As I was packing my things to leave after my last class, she came in and said something that included the word "captain."  She uses that word in place of principle.  I told her I didn't understand, she left and came back with the phone; it was Julia.  Julia wanted to talk to me about the report cards.  Apparently, it wasn't just Paul's that was the problem.  Julia went on to say that she hoped I understood that Yoon's is a business.  And that the parents' need hope.  Hope?  Koreans want their country to be strong.  They want to be able to do more big business with the West.  Well, if they want future generations to fit in with Westerners, they should start by having them earn their grades.  These kids are handed everything.  The busy work they're given to make them feel like hard workers follows them into adulthood when they get a job standing around in HomeMart.

Long story short, no less than thirty report cards came home with me tonight.  Most of them are B averages.  I have until Friday to do them.  I'm so angry and defeated, I don't know what to do but concede.  Unfortunately, what they don't see is that I actually care about these kids and their futures.  They'll never learn if we spoon feed them and never correct their mistakes.

On a lighter note, Ian's students randomly gave him candy today.  And they all wanted to chat him up, so he didn't get any down time.  And we started running again today.  It felt great.

I'm sorry for writing two negative posts in a row, but things aren't so great on this side of the world right now.

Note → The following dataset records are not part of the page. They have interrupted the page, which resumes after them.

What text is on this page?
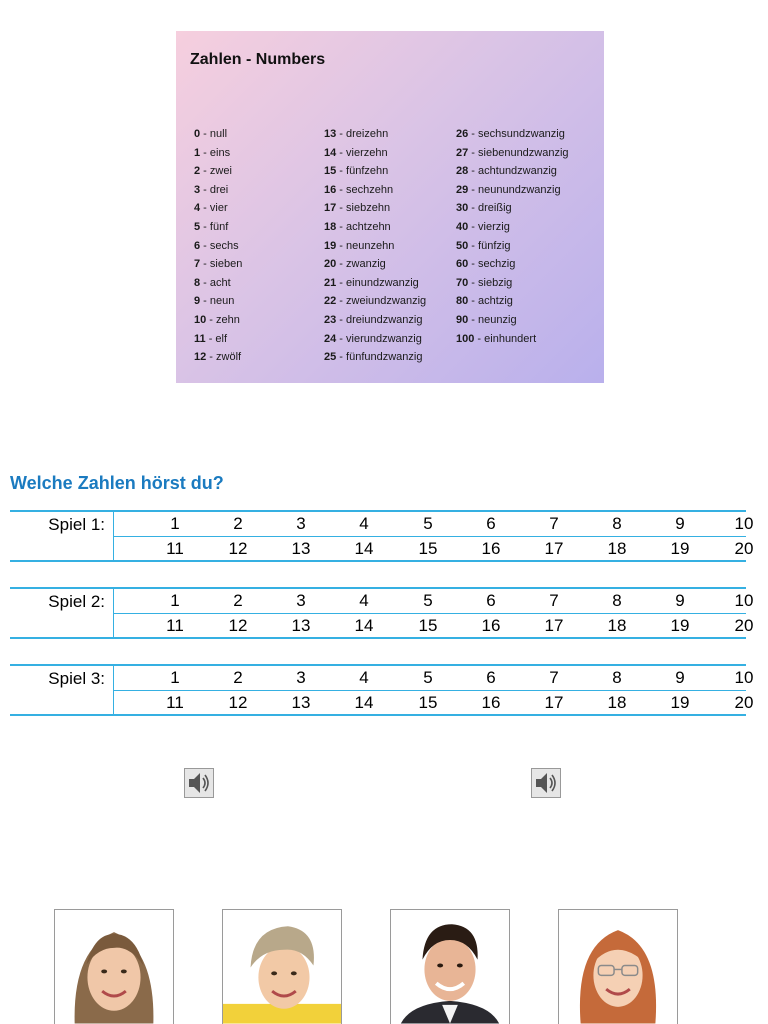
Zahlen - Numbers
0 - null
1 - eins
2 - zwei
3 - drei
4 - vier
5 - fünf
6 - sechs
7 - sieben
8 - acht
9 - neun
10 - zehn
11 - elf
12 - zwölf
13 - dreizehn
14 - vierzehn
15 - fünfzehn
16 - sechzehn
17 - siebzehn
18 - achtzehn
19 - neunzehn
20 - zwanzig
21 - einundzwanzig
22 - zweiundzwanzig
23 - dreiundzwanzig
24 - vierundzwanzig
25 - fünfundzwanzig
26 - sechsundzwanzig
27 - siebenundzwanzig
28 - achtundzwanzig
29 - neunundzwanzig
30 - dreißig
40 - vierzig
50 - fünfzig
60 - sechzig
70 - siebzig
80 - achtzig
90 - neunzig
100 - einhundert
Welche Zahlen hörst du?
Spiel 1:	1	2	3	4	5	6	7	8	9	10
11	12	13	14	15	16	17	18	19	20
Spiel 2:	1	2	3	4	5	6	7	8	9	10
11	12	13	14	15	16	17	18	19	20
Spiel 3:	1	2	3	4	5	6	7	8	9	10
11	12	13	14	15	16	17	18	19	20
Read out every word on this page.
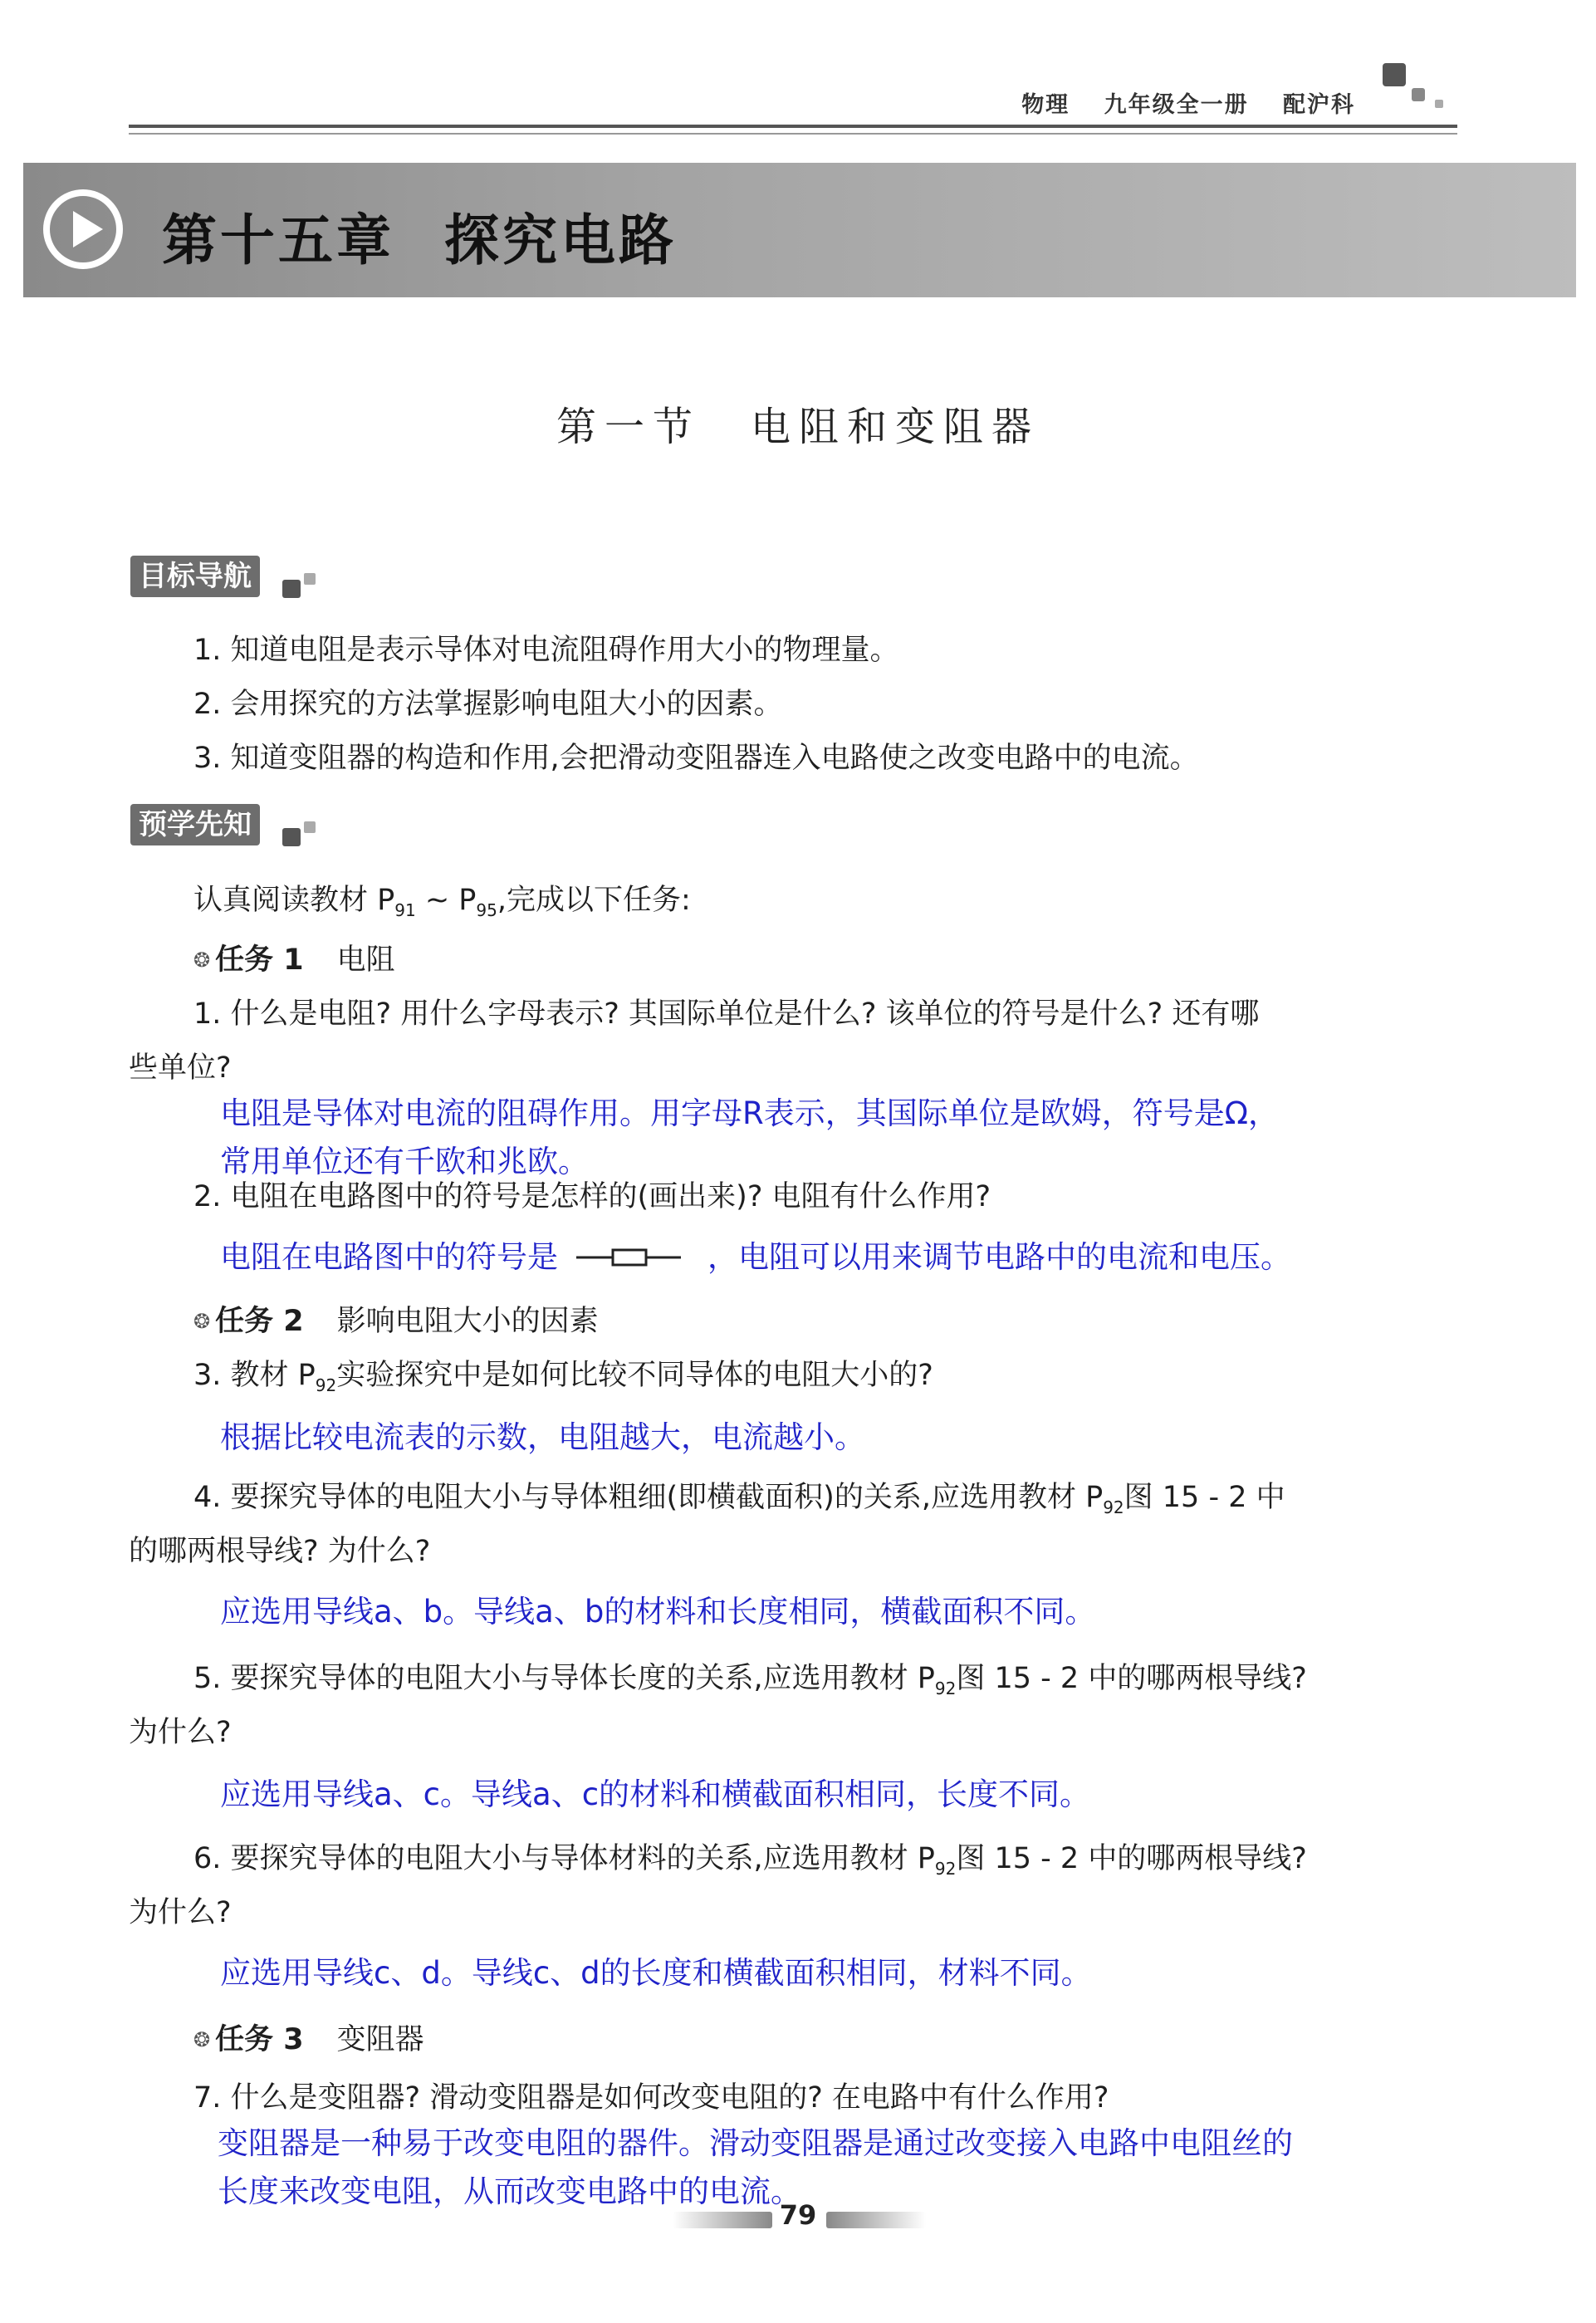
物理 九年级全一册 配沪科
第十五章 探究电路
第一节 电阻和变阻器
目标导航
1. 知道电阻是表示导体对电流阻碍作用大小的物理量。
2. 会用探究的方法掌握影响电阻大小的因素。
3. 知道变阻器的构造和作用,会把滑动变阻器连入电路使之改变电路中的电流。
预学先知
认真阅读教材 $P_{91}$ ~ $P_{95}$,完成以下任务:
❂ 任务 1 电阻
1. 什么是电阻? 用什么字母表示? 其国际单位是什么? 该单位的符号是什么? 还有哪
些单位?
电阻是导体对电流的阻碍作用。用字母R表示，其国际单位是欧姆，符号是Ω，
常用单位还有千欧和兆欧。
2. 电阻在电路图中的符号是怎样的(画出来)? 电阻有什么作用?
电阻在电路图中的符号是	，电阻可以用来调节电路中的电流和电压。
❂ 任务 2 影响电阻大小的因素
3. 教材 $P_{92}$实验探究中是如何比较不同导体的电阻大小的?
根据比较电流表的示数，电阻越大，电流越小。
4. 要探究导体的电阻大小与导体粗细(即横截面积)的关系,应选用教材 $P_{92}$图 15 - 2 中
的哪两根导线? 为什么?
应选用导线a、b。导线a、b的材料和长度相同，横截面积不同。
5. 要探究导体的电阻大小与导体长度的关系,应选用教材 $P_{92}$图 15 - 2 中的哪两根导线?
为什么?
应选用导线a、c。导线a、c的材料和横截面积相同，长度不同。
6. 要探究导体的电阻大小与导体材料的关系,应选用教材 $P_{92}$图 15 - 2 中的哪两根导线?
为什么?
应选用导线c、d。导线c、d的长度和横截面积相同，材料不同。
❂ 任务 3 变阻器
7. 什么是变阻器? 滑动变阻器是如何改变电阻的? 在电路中有什么作用?
变阻器是一种易于改变电阻的器件。滑动变阻器是通过改变接入电路中电阻丝的
长度来改变电阻，从而改变电路中的电流。
79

We leave around 10am to go run, so I'll be around online from about 8am until then.  Have a great Tuesday.  Good night!


  1. Don't forget that Julia said that my report cards were awesome. I'm so good that I don't even have to show them to people, that's right. I forgot them at home today and she still said they were really good. Hells yeah!

  2. Well, we've always said that you have all the good luck in the family, Ian. :)

    Do the knee braces help with the running?

  3. So sorry to hear that. Maybe I did too good of a job making sure you understand how important it is to stand up for what is right.
    I think in this case you should just consed that you are not going to change their system. It is not failure on your part, but on theirs. In the long run it will make your experience better, and your life easier. Enjoy the kids, teach them all you can, but lie to the parents.
    At least you tried, Now just do what will make your life easier.
    Hope the rest of the week goes better.

  4. Are there and Zen temples there? You may need to take up some Zen practice to avoid getting an ulcer.

  5. Hey Casey. I am sorry you are having such a rough time. I personally wouldn't feel like I was lying if I had to give those kids good grades. I would chalk it up to cultural differences and moral relativism. You, of course, think of grades as an accurate assesment of work done. I think there, and especially in a money making extra curricular school, they might see them like more of an advertisement. A good grade is like saying "your kid can excel in English at our school. Tell all your friends to enroll their kids. They can write their checks out to...."

    It still doesn't make it easy to deal with of course. Hang in there. It sounds like you are doing a great job and genuinely care about your students. In the end, that will make more of a difference than what their report card says.

    We love you!

  6. All your commentors have good points about why you should concede. You should follow their advice.
    With that said, if it were me, I would refuse to change them. I sort of thrive on being right no matter what anyone else says. Maybe I like a little drama.
    Know that I feel your pain and anger. Seriously, I am wanting to come over there, across continents and oceans, and tear into Julia right now. Just for you.
    Keep writing about your negative days. Writing is catharsis.

  7. Thanks, guys. It just doesn't feel fair to award kids who are so disrespectful to me just because I'm a foreigner. I truly believe that grades should be earned. But, I've no other choice.

    Chelsea, I tried to refuse. I said, "No, these students don't even have bad averages. If they don't do their homework, they won't get A's or B's, they'll get C's or D's." It didn't work. These people have a way using the language barrier to their advantage. But, I appreciate your camaraderie.

    This is just another stone in my drowning sack, really.